Additional methods to capture window fall injuries will be implemented in the future. These might include:

  • Refining case definitions
  • Categorizing injury typed: Traumatic brain injury, spinal cord injury, cases from trauma system
  • Searching newspaper clippings, doing chart reviews and doing fatality reviews

Mike Fischer, Jon Roesler and Kathy Coen offered to search for additional data sources.

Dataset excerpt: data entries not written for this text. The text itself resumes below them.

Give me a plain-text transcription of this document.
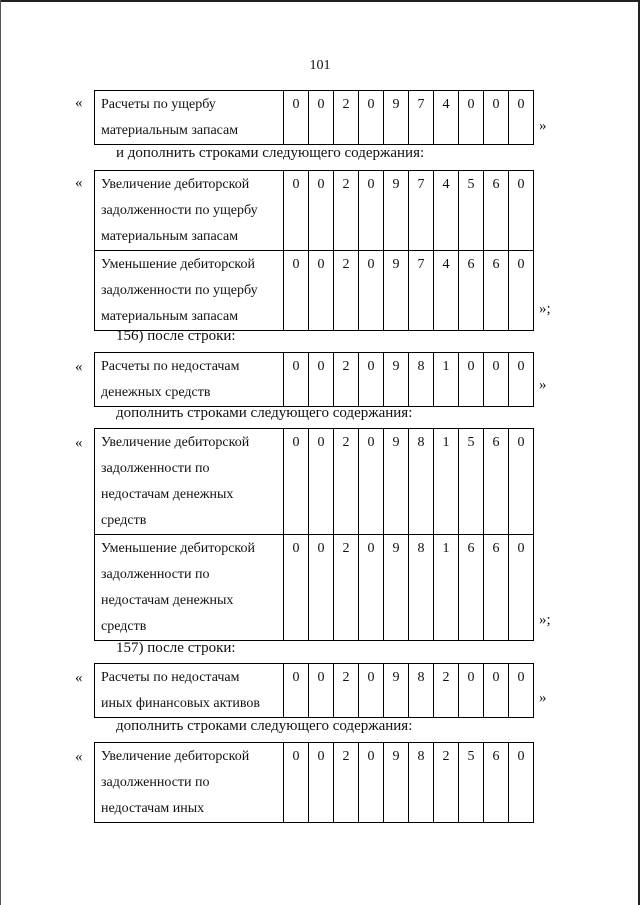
101
« Расчеты по ущербу
материальным запасам
	0	0	2	0	9	7	4	0	0	0
»
и дополнить строками следующего содержания:
« Увеличение дебиторской
задолженности по ущербу
материальным запасам	0	0	2	0	9	7	4	5	6	0

Уменьшение дебиторской
задолженности по ущербу
материальным запасам	0	0	2	0	9	7	4	6	6	0
»;
156) после строки:
« Расчеты по недостачам
денежных средств
	0	0	2	0	9	8	1	0	0	0
»
дополнить строками следующего содержания:
« Увеличение дебиторской
задолженности по
недостачам денежных
средств	0	0	2	0	9	8	1	5	6	0

Уменьшение дебиторской
задолженности по
недостачам денежных
средств	0	0	2	0	9	8	1	6	6	0
»;
157) после строки:
« Расчеты по недостачам
иных финансовых активов
	0	0	2	0	9	8	2	0	0	0
»
дополнить строками следующего содержания:
« Увеличение дебиторской
задолженности по
недостачам иных
	0	0	2	0	9	8	2	5	6	0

Formats, Vehicles and Audiences for Promoting Window Safety Education
The advisory committee members engaged in brain storming to identify possible vehicles and formats for promoting window safety education. It was noted that visuals are effective in communicating key messages. For instance, using a four inch ruler visual to illustrate the maximum safe opening for a window is an example. The following vehicles and formats were suggested: 

  • Window safety education as part of pediatric visits
  • Handouts at a county fair or the State Fair
  • Home Safety Checklist
  • Classes for baby sitters and nannies
  • Emergency & Community Health Outreach (ECHO) DVD
  • Resources online
  • Include in FVH training programs
  • Mailer or brochure family home visitors can leave at doors if family not home
  • Literature in clinics
  • Home safety kits for new home owners at closings
  • Home safety kits for different audiences
  • Welcome wagon information about home safety
  • Media push in spring/summer for promoting window safety awareness

The following audiences were suggested for window safety education:

  • Department of Health and Human Services
  • Media
  • Preschools
  • Early Education
  • Head Start
  • Child proofing “experts”
  • Pediatricians
  • New window buyers
  • Family home visitors and families served
  • Pregnant women
  • Babysitters and nannies
  • Firefighters and police officers

There was a consensus that all the key window safety messages were already developed and a suggestion to use existing resources. The following window safety resources are available:

  • National Safety Council has free brochures on their website
  • Andersen Windows has an activity book called “Look out for Kids” and other resources
  • Minnesota Department of Health has the Home Safety Checklist
  • “Kid’s Can’t Fly” (Boston)
  • Minnesota Department of Education website: http://www.parentsknow.state.mn.us/ – Debbykay Peterson

Meeting Logistics
There was a general discussion on future meeting logistics. Rather than have another face to face meeting in the near future, the next steps will be coordinated via email and phone. Other options for meetings are conference calls or using WebEx. Decisions regarding the need for meetings will be made as needed.

Next Steps

  • Send Home Safety Checklist and Guidebook to Mark Mikkelson, Ken Moody, Michael Fischer, Kathy Coen and Erin Petersen for review and feedback
    • The guidebook revision was reviewed and finalized.
  • Explore having window safety materials at state fair
    • The brochure: Keeping the Promise of Safety was ordered for the MDH State Fair booth.
  • Add window safety and advisory committee information to FHV website, and include links to resources and Injury Prevention Unit at MDH
  • A Window Safety section was added to the MDH Family Home Visiting website under Home Safety Resources. It contains our April News release, links to information and resources on window safety and the MDH Injury Prevention Unit.
  • Advisory committee information was added, as well. This includes the meeting agenda, committee roster and meeting notes.